Die individuelle Ausgestaltung nach unseren Bedürfnissen liegt ausserhalb meiner Kernkompetenz als Architektin. Zudem hatte Dr. Ines Klemm bereits ein tiefgreifendes Netzwerk an sehr talentierten Handwerkern, welche mich in meinem Bauvorhaben substanziell mit ihrem Fachwissen unterstützen konnten.
Darüber hinaus hatte sie ein vertieftes Verständnis für die Wahrnehmung vom Zusammenspiel von Farben, Materialien und Emotionen. Dieses analytische Vorgehen gestaltete die Auswahlphase für meinen Mann und mich klarer und fokussierter.
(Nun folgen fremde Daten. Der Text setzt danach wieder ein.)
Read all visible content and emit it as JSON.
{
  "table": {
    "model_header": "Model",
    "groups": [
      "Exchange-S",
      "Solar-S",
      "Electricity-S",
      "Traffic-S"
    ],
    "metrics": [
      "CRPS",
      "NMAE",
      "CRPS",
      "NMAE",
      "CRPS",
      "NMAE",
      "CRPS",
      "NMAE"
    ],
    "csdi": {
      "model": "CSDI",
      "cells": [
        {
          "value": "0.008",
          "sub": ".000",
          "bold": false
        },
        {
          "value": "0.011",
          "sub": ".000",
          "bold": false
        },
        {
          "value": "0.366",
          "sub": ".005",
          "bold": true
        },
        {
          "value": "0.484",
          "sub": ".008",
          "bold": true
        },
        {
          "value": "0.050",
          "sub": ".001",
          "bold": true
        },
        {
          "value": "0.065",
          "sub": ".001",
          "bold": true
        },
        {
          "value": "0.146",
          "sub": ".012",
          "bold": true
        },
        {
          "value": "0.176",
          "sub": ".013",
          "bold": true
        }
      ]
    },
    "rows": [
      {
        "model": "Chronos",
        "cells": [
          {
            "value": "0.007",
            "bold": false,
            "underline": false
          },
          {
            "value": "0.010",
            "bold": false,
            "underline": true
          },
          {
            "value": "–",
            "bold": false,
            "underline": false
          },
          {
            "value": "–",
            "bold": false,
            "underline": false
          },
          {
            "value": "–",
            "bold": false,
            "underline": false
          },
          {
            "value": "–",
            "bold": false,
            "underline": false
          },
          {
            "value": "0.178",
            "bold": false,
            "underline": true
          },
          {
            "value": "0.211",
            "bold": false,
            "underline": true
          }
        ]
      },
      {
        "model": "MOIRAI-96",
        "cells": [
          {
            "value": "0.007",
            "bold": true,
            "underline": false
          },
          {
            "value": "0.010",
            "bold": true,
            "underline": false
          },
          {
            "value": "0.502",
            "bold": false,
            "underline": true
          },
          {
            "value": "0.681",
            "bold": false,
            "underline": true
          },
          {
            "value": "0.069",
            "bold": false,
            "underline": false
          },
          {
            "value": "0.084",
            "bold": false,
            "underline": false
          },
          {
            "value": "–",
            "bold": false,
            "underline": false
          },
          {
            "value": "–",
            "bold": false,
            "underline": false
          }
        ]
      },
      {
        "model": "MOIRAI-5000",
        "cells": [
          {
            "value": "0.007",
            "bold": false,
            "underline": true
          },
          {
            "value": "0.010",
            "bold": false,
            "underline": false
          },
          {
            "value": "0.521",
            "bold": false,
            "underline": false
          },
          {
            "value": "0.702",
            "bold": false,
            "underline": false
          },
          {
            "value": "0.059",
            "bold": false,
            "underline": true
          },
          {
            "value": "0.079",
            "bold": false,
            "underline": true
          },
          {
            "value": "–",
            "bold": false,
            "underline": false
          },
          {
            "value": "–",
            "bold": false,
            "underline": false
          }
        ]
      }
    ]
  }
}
Welche Eigenschaften müssen Wohnräume in Zukunft haben und wie mobil sollten sie sein? Wäre es die gleiche Antwort für Shanghai und Zürich oder glaubst Du, dass die Menschen dieser Kulturen im Kern sehr unterschiedliche Ansprüche haben?
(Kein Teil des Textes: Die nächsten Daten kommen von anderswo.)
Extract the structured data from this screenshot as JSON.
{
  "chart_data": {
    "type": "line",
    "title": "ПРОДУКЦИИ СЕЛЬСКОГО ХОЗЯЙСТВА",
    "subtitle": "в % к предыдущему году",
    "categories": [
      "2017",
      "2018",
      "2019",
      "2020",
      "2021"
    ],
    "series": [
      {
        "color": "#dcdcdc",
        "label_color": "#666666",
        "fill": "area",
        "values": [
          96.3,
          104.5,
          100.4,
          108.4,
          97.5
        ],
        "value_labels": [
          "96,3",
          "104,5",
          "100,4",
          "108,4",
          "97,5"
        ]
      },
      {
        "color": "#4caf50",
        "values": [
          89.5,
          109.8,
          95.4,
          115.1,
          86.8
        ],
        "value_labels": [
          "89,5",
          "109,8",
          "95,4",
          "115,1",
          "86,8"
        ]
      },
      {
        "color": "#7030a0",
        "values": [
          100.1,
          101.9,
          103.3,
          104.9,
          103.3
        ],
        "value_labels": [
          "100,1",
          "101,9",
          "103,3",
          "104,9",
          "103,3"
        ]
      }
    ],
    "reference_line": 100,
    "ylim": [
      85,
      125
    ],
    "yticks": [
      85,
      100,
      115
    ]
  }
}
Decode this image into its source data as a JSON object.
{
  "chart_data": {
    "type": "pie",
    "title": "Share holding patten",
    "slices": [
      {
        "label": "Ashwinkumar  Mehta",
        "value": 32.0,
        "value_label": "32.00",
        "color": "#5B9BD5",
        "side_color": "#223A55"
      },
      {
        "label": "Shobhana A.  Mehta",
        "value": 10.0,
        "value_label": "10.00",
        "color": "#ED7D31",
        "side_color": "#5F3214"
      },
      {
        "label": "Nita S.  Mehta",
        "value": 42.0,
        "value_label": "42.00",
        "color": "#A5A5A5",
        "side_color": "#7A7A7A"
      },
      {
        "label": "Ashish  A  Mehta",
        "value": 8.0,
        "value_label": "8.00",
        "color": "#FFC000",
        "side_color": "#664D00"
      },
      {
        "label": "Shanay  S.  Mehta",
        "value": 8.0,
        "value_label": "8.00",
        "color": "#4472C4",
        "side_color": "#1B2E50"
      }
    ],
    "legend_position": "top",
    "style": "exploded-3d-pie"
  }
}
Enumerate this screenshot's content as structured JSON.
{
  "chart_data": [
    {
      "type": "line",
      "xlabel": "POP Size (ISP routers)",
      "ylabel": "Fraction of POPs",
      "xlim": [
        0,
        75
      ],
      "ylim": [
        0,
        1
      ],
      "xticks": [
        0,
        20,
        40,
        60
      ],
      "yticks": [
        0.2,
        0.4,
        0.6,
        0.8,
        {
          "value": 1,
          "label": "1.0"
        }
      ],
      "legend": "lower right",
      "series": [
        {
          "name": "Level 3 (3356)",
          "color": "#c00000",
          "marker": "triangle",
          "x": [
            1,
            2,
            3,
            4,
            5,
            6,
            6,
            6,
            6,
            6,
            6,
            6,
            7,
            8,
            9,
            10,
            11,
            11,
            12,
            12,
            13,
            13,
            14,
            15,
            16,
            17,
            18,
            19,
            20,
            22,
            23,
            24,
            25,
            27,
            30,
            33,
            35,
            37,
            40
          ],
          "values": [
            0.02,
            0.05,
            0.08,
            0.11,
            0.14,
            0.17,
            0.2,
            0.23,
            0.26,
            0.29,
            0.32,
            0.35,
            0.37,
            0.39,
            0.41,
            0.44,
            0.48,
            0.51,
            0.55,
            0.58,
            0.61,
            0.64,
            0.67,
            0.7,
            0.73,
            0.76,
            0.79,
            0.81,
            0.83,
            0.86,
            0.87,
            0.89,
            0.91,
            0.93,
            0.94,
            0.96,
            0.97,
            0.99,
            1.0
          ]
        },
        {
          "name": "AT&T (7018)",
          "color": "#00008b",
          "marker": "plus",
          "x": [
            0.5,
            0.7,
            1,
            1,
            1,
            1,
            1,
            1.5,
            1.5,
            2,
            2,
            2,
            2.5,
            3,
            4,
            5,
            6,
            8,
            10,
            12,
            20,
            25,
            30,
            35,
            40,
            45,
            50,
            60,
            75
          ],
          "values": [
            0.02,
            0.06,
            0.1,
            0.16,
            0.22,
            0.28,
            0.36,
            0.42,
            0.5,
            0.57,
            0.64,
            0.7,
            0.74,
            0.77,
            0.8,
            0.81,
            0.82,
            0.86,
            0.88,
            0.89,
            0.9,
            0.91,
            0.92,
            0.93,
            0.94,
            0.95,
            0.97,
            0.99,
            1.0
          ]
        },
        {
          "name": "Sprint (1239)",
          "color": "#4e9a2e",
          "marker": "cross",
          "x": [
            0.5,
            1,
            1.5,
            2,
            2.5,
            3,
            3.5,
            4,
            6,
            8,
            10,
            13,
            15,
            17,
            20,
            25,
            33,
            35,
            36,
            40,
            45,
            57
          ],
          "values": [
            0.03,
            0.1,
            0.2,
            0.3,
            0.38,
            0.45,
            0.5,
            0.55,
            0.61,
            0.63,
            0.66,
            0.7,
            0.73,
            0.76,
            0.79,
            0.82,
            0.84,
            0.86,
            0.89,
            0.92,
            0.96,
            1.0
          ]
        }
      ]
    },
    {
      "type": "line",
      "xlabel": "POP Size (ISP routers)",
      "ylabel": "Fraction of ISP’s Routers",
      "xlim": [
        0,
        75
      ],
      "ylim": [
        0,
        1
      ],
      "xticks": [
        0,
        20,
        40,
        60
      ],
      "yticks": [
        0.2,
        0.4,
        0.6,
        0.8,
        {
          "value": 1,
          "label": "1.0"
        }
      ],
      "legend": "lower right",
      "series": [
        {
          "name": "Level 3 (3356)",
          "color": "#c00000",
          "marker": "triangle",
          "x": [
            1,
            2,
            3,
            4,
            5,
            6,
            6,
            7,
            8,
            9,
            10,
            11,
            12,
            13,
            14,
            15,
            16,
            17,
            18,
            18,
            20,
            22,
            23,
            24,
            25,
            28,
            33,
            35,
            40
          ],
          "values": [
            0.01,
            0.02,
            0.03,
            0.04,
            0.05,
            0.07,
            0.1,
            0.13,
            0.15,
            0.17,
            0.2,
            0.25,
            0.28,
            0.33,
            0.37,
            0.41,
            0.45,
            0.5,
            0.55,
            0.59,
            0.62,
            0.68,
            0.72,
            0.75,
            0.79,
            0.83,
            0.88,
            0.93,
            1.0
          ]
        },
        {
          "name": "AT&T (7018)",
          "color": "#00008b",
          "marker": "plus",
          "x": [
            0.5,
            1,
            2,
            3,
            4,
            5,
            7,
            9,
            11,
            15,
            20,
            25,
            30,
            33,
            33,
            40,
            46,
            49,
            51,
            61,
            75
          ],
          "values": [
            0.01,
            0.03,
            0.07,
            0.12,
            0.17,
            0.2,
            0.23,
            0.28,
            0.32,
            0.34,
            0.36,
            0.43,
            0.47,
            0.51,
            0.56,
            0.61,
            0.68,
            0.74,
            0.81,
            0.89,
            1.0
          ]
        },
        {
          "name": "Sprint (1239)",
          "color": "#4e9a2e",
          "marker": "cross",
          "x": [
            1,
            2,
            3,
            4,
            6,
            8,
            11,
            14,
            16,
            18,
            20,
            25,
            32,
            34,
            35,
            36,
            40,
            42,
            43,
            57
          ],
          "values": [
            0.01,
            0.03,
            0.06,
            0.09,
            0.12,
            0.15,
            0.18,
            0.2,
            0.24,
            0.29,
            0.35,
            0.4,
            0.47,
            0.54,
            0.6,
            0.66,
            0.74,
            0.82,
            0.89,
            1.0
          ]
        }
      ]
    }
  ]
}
In jeder Kultur gibt es einen ‘perfekten’ Wohnraum. Dieser Wohnraum ist stark mit lokalen Gewohnheiten und Lieferanten verbunden. Beispielsweise ist es in China üblich, die Dusche komplett gefliest zu haben, eine bodenebene Duschplatte wird jedoch als sehr luxuriös angesehen, während in der Schweiz die Wahrnehmung von Wertigkeit und Aufwand ganz anders ist, oft sogar genau umgekehrt.
Jede Diskussion über Wohnraum endet schlussendlich beim Preis, in diesem Sinne sind die hohen Lebenskosten die grösste Gemeinsamkeit zwischen Shanghai und Zürich. Die Anpassung an diese Umstände prägt die Ausgestaltung des Wohnraumes in beiden Kulturen und Städten. Daher ist eine Diskussion über den minimalen Wohnraum interessanter: In Shanghai können Wohnzimmer und Esszimmer nicht belichtet werden, Balkone können als Raumerweiterung des Zimmers verwendet werden, jedoch müssen die Toiletten zwingend an der Fassade sein. Die Küche muss abschliessbar sein. Der Familienschrein ist immer zwischen Schlafzimmer und Küche platziert. In Zürich spielen Wohnzimmer und Balkon eine grössere Rolle.